Glen was very gentle with his question. "The end will come. The end of what, Joy?"

She carefully considered her answer. "The end of this world" she said, "and the beginning of the next one."

"Very good, Joy. I knew we agreed--all of us--on that. If the church was to fulfill Matthew 24:14," said Glen. "Would that bring about the end of this present world?"

"No," she replied. "It would be the beginning of the tribulation period. But not the end of the world."

"So," said Glen, "Matthew 24 is talking about another coming of Jesus isn't it? And since by that time we, the church, will be in heaven, we will not be the ones to preach the gospel of the kingdom to all nations."

"But who will, then?" asked Sue.

"Let's look at who will,” said Glen. "Let's look at Revelation 14:6."

Gary began to read:

"And I saw another angel fly in the midst of heaven, having the everlasting gospel to preach unto them that dwell upon the earth, and to every nation, and kindred, and tongue, and people, Revelation 14:6."

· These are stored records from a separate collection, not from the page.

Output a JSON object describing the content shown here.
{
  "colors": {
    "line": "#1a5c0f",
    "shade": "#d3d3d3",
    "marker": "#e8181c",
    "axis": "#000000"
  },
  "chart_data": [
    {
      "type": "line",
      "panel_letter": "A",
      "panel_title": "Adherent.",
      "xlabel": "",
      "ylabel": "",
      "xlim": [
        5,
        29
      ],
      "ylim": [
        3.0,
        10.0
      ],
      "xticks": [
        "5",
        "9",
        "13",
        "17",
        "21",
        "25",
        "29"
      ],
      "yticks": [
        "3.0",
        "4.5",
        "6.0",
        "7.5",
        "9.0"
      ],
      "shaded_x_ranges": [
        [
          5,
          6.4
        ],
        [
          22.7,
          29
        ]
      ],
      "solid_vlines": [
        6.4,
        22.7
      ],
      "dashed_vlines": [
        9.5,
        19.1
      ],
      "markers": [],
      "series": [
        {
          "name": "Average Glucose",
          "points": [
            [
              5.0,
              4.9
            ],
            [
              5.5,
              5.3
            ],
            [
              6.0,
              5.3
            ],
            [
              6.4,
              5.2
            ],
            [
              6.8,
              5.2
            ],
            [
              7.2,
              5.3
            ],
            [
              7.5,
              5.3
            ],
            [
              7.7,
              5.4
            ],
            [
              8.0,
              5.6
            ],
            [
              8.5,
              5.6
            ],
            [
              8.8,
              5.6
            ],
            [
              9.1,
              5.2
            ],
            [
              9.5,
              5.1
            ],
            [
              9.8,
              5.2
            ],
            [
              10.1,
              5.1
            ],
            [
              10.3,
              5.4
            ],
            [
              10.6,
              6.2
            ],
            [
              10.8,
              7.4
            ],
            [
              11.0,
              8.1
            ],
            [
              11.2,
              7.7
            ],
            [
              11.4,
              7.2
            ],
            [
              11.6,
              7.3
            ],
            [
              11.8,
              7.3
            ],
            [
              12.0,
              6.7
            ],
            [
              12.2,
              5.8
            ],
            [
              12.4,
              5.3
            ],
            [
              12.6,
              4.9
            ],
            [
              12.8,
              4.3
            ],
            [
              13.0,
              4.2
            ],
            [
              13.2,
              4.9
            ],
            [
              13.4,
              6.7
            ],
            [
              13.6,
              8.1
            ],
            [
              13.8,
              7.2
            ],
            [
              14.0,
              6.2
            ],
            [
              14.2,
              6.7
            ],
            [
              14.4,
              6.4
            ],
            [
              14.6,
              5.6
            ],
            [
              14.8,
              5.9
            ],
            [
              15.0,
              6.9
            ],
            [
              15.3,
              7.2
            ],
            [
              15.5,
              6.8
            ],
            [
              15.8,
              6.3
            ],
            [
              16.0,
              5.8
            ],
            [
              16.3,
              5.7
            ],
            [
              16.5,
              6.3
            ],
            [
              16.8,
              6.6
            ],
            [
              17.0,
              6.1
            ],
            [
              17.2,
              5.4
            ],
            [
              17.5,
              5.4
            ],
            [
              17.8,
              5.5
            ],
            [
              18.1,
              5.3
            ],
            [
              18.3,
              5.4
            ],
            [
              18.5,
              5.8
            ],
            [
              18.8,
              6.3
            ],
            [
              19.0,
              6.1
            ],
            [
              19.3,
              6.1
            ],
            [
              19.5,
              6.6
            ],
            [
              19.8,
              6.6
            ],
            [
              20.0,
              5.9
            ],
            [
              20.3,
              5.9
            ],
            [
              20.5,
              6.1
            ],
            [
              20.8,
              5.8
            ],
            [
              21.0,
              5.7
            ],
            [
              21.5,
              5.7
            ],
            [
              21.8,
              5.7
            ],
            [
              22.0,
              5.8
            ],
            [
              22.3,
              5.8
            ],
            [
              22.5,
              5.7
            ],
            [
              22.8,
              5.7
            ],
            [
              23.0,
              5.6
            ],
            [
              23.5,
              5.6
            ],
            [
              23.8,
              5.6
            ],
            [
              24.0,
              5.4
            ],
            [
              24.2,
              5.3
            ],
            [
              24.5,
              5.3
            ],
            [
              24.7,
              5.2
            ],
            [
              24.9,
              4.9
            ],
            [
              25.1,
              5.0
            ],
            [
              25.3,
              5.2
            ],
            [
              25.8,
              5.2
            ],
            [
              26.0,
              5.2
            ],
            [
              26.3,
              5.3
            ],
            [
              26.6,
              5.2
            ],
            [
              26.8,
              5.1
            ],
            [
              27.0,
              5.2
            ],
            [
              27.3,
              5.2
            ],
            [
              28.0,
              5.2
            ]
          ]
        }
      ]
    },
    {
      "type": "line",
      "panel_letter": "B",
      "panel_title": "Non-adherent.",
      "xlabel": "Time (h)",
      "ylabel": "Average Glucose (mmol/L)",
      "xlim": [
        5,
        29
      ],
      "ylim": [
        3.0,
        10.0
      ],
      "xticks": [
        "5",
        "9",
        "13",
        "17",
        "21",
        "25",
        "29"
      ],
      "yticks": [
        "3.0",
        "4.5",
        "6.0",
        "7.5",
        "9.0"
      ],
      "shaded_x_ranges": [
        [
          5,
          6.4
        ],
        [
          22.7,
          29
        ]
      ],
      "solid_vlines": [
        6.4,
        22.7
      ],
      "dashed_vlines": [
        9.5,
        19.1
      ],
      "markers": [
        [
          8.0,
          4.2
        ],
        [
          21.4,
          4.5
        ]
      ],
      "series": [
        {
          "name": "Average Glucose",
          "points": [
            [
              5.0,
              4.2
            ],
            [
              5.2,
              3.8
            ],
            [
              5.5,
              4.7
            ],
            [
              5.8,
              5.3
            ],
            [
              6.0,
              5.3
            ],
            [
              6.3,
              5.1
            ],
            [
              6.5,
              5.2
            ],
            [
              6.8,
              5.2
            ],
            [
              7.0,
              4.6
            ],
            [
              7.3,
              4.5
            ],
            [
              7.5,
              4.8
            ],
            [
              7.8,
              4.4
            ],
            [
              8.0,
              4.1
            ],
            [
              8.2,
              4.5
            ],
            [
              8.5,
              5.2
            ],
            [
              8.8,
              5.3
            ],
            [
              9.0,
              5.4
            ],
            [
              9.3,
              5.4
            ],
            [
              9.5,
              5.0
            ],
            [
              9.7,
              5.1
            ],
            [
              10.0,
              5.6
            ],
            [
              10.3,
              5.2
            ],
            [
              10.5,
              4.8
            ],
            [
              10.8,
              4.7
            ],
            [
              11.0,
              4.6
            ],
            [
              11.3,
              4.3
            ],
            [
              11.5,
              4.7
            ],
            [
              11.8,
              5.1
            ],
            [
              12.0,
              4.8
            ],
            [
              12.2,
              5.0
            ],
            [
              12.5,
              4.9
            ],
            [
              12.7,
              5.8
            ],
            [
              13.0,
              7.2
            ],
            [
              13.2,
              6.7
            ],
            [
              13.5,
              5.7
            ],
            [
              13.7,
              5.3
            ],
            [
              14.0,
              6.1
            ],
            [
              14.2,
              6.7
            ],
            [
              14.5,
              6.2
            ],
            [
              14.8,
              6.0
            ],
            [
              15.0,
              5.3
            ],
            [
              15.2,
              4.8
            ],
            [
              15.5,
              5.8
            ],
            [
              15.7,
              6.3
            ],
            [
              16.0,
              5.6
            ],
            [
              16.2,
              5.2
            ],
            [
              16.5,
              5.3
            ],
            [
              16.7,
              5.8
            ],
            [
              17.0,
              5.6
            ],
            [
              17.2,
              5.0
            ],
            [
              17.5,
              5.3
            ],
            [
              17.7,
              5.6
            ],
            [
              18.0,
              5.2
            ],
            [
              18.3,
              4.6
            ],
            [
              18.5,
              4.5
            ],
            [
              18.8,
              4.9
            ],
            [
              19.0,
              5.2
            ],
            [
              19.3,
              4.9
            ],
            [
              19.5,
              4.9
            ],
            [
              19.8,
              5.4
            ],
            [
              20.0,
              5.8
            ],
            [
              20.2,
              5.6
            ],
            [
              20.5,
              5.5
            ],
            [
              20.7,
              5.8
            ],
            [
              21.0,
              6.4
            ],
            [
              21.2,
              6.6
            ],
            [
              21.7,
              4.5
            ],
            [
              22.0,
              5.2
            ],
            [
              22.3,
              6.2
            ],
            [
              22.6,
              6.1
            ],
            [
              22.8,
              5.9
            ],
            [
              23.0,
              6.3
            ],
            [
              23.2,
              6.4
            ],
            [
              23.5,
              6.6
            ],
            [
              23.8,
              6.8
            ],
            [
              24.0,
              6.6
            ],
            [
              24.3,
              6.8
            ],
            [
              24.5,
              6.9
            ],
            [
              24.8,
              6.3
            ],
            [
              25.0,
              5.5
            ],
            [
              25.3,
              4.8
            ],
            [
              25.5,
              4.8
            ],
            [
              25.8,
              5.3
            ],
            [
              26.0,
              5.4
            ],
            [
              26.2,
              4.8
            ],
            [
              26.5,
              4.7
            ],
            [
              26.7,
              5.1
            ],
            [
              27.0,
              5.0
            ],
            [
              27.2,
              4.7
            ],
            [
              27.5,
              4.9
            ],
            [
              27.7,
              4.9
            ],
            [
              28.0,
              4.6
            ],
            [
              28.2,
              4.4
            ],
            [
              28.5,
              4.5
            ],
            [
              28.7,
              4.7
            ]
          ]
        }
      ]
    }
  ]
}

"There's your gospel of the kingdom being preached,” said Glen. "There was no church when the angels announced the birth of Israel's king. Here an angel tells the whole world that Jesus will soon return, and again the church is not there."

"It takes the church completely out of it, doesn't it?" said Joy rather sadly.

"Jesus takes the church completely out of it,” said Glen. "By this time our work will be completed and we will be in heaven with Our Lord."

"It'll be honeymoon time with our bridegroom!" said Sue.

"Sometimes we think the church is everything and does everything," said Glen. "Matthew is about the Kingdom of David, not the church. The church is not born until the Acts of the Apostles. And at the time Jesus is speaking of it in Matthew, the ministry of worldwide preaching is an angelic ministry."

Sue walked into the back room and poured a cup of coffee. She brought it to Glen. “I'll bet you could use this,” she said.

"Thanks, Sue," he said. "You're an angel!"